Health fears and the lack of choice in receiving fluoride were the main objections made in the 1,050 submissions. The forum was set up by Minister for Health, Mr Martin, last September to review the fluoridation of public water supplies. It will report to the Minister in October.
According to Dr Paddy Flanagan, chairman of the forum’s sub-committee on public consultation, just 10 to 12 per cent of the submissions favoured the mass fluoridation of water.
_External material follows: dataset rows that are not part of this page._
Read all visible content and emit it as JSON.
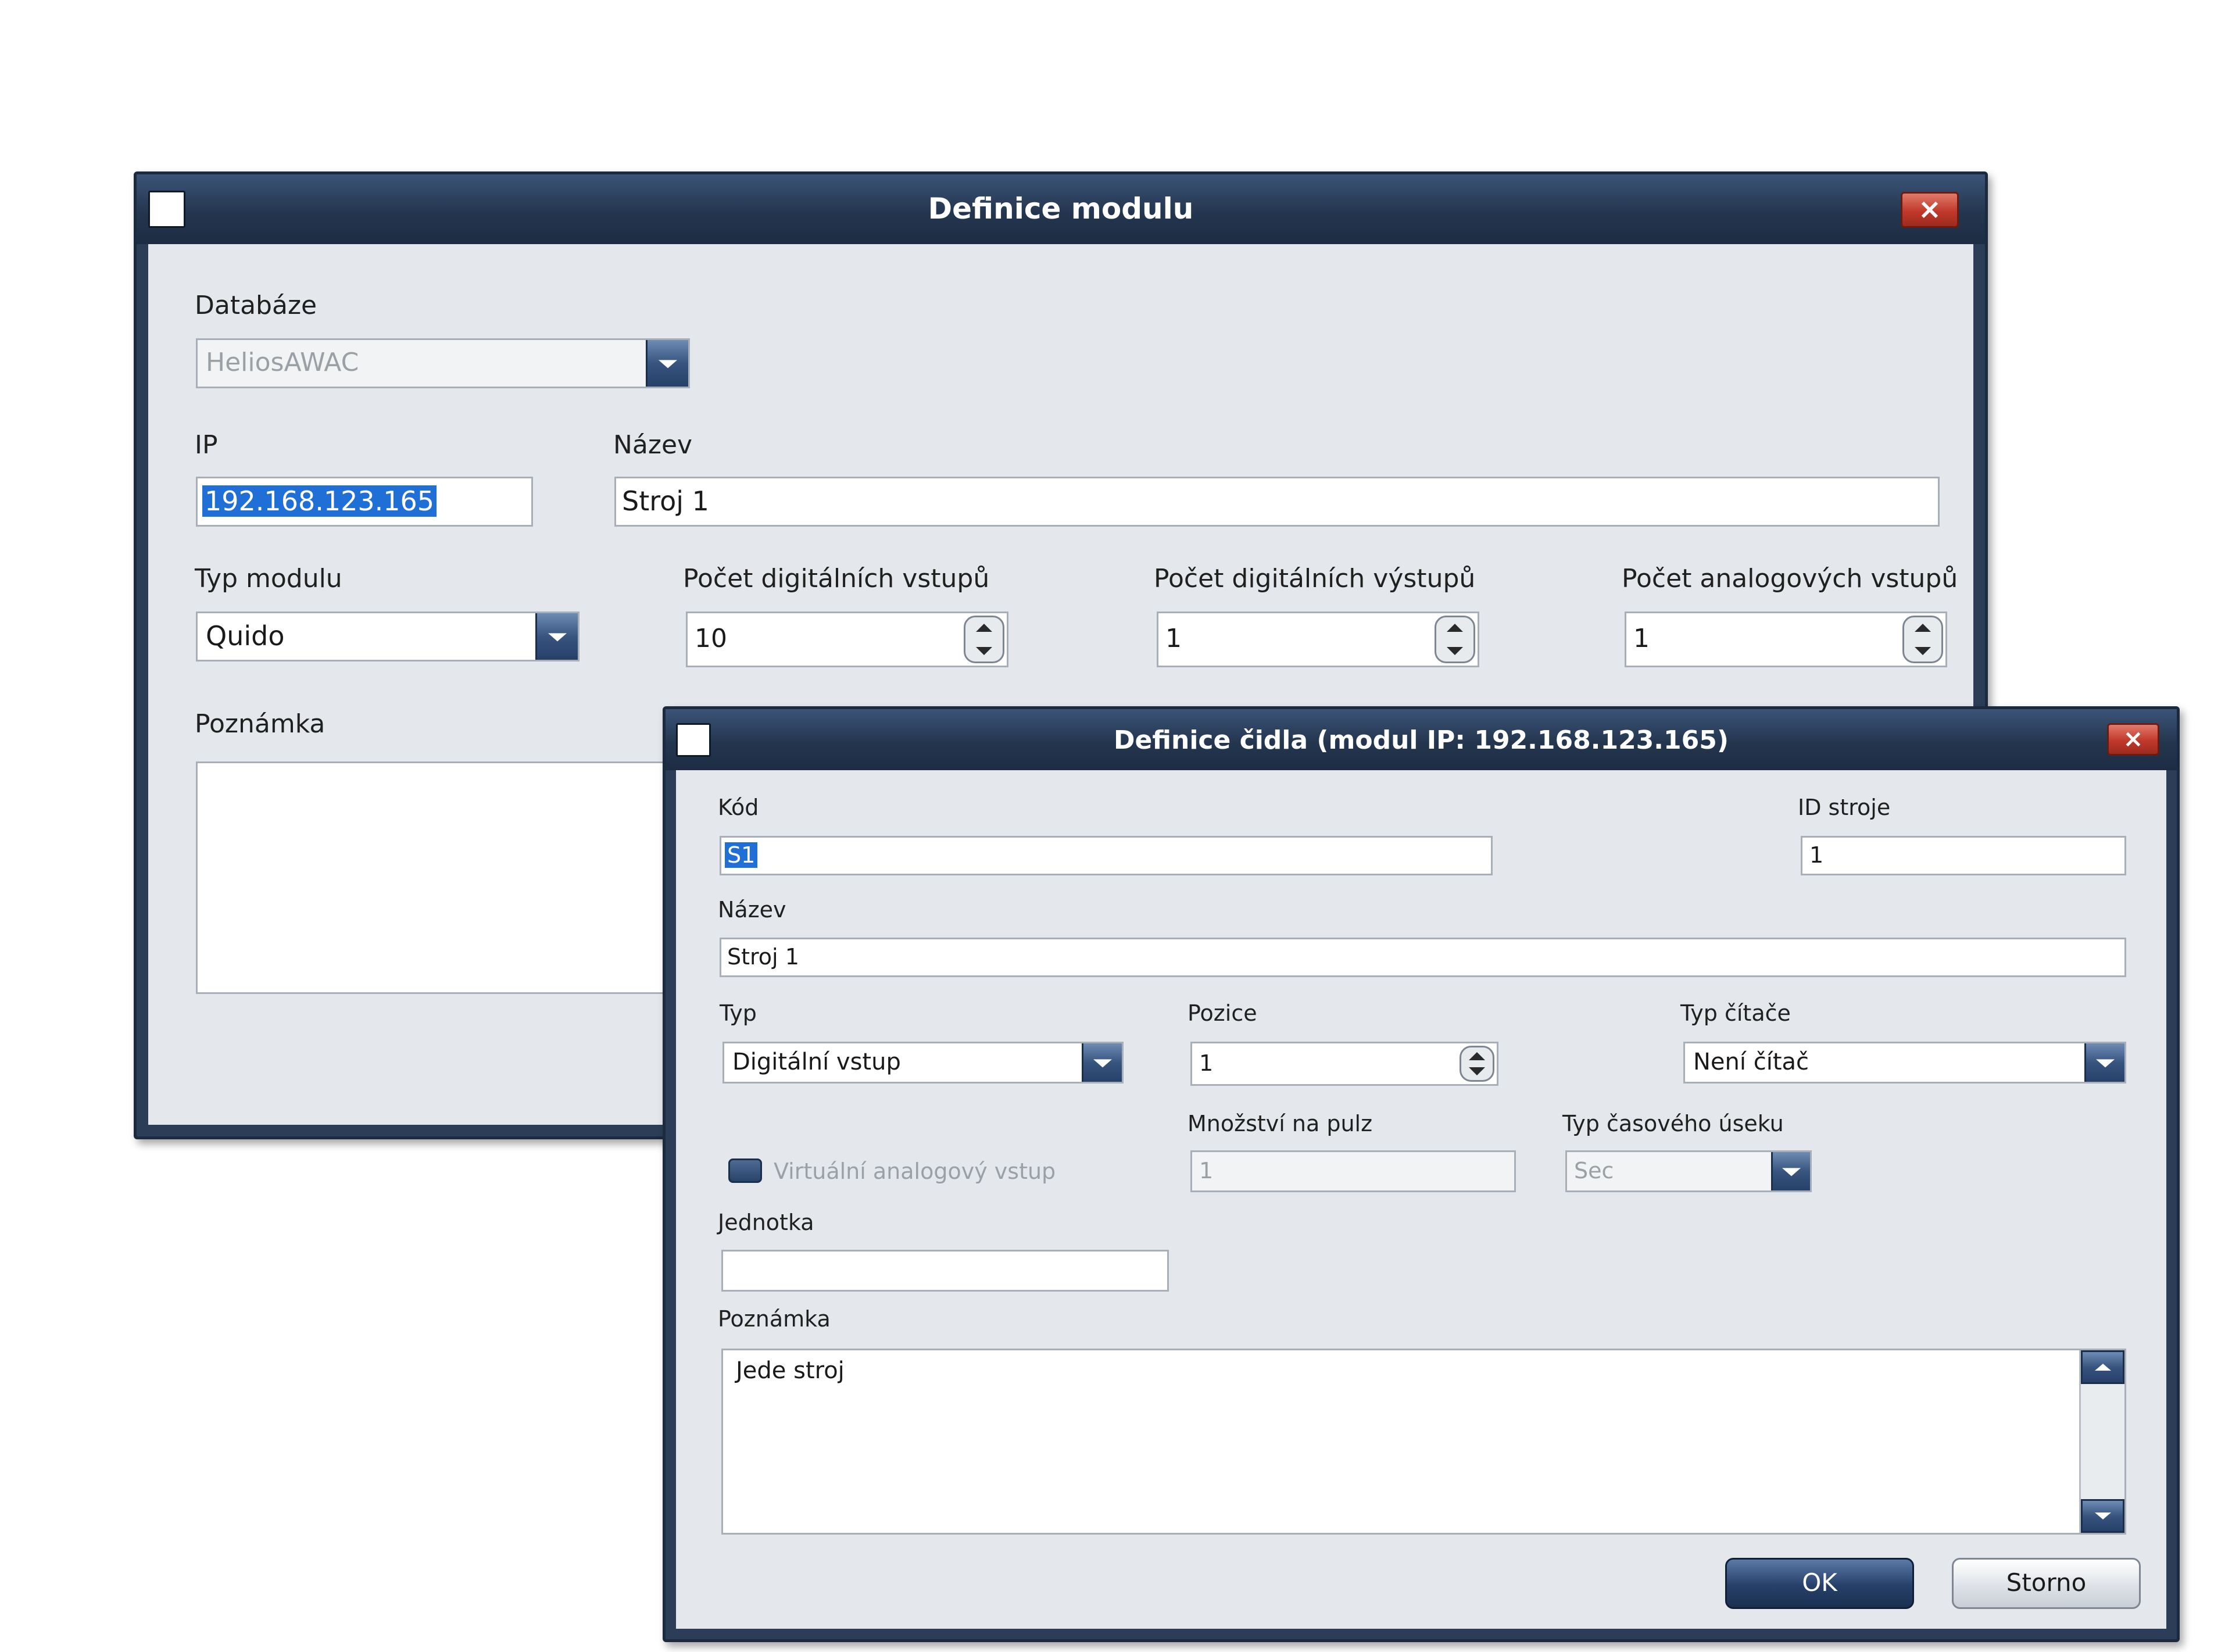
{
  "module_dialog": {
    "title": "Definice modulu",
    "close_glyph": "×",
    "database_label": "Databáze",
    "database_value": "HeliosAWAC",
    "ip_label": "IP",
    "ip_value": "192.168.123.165",
    "name_label": "Název",
    "name_value": "Stroj 1",
    "module_type_label": "Typ modulu",
    "module_type_value": "Quido",
    "digital_inputs_label": "Počet digitálních vstupů",
    "digital_inputs_value": "10",
    "digital_outputs_label": "Počet digitálních výstupů",
    "digital_outputs_value": "1",
    "analog_inputs_label": "Počet analogových vstupů",
    "analog_inputs_value": "1",
    "note_label": "Poznámka",
    "note_value": ""
  },
  "sensor_dialog": {
    "title": "Definice čidla (modul IP: 192.168.123.165)",
    "close_glyph": "×",
    "code_label": "Kód",
    "code_value": "S1",
    "machine_id_label": "ID stroje",
    "machine_id_value": "1",
    "name_label": "Název",
    "name_value": "Stroj 1",
    "type_label": "Typ",
    "type_value": "Digitální vstup",
    "position_label": "Pozice",
    "position_value": "1",
    "counter_type_label": "Typ čítače",
    "counter_type_value": "Není čítač",
    "amount_per_pulse_label": "Množství na pulz",
    "amount_per_pulse_value": "1",
    "time_period_label": "Typ časového úseku",
    "time_period_value": "Sec",
    "virtual_analog_label": "Virtuální analogový vstup",
    "unit_label": "Jednotka",
    "unit_value": "",
    "note_label": "Poznámka",
    "note_value": "Jede stroj",
    "ok_label": "OK",
    "cancel_label": "Storno"
  },
  "colors": {
    "window_frame": "#2b3d57",
    "title_text": "#ffffff",
    "close_button": "#c0392b",
    "client_bg": "#e4e8ec",
    "selection": "#1f6fd6",
    "ok_button": "#27406a"
  }
}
“There were great concerns around areas such as osteoporosis, cancer and sclerosis. People mentioned about 14 different conditions that they, rightly or wrongly, attributed to fluoridation.”
Dr Flanagan said every view would be carefully examined and the forum would then come to a decision on the validity of these views.
Some submissions expressed the fear that people would exceed recommended levels of fluoride if they followed health advice to drink eight glasses of water a day. Others had concerns about the accuracy and skill used in adding fluoride to the public water supply. The effect of fluoridated water on infants drinking formula was also raised.
In one submission, a woman pointed out that while the option to buy non-fluoridated water was available, she could not afford to buy bottled water.
While most people strongly objected to mass fluoridation, they were not as strongly opposed to alternatives such as fluoride tablets, fluoridated toothpaste and fluoridated salt, Dr Flanagan said.
However, several people objected to the difficulty in getting un-fluoridated toothpaste, particularly in rural areas.
Fluoride was first added to the public water supply in this State in the early 1960s, following research that showed tooth decay in young children was lower in areas where drinking water contained natural levels of fluoride, at around one milligram per litre.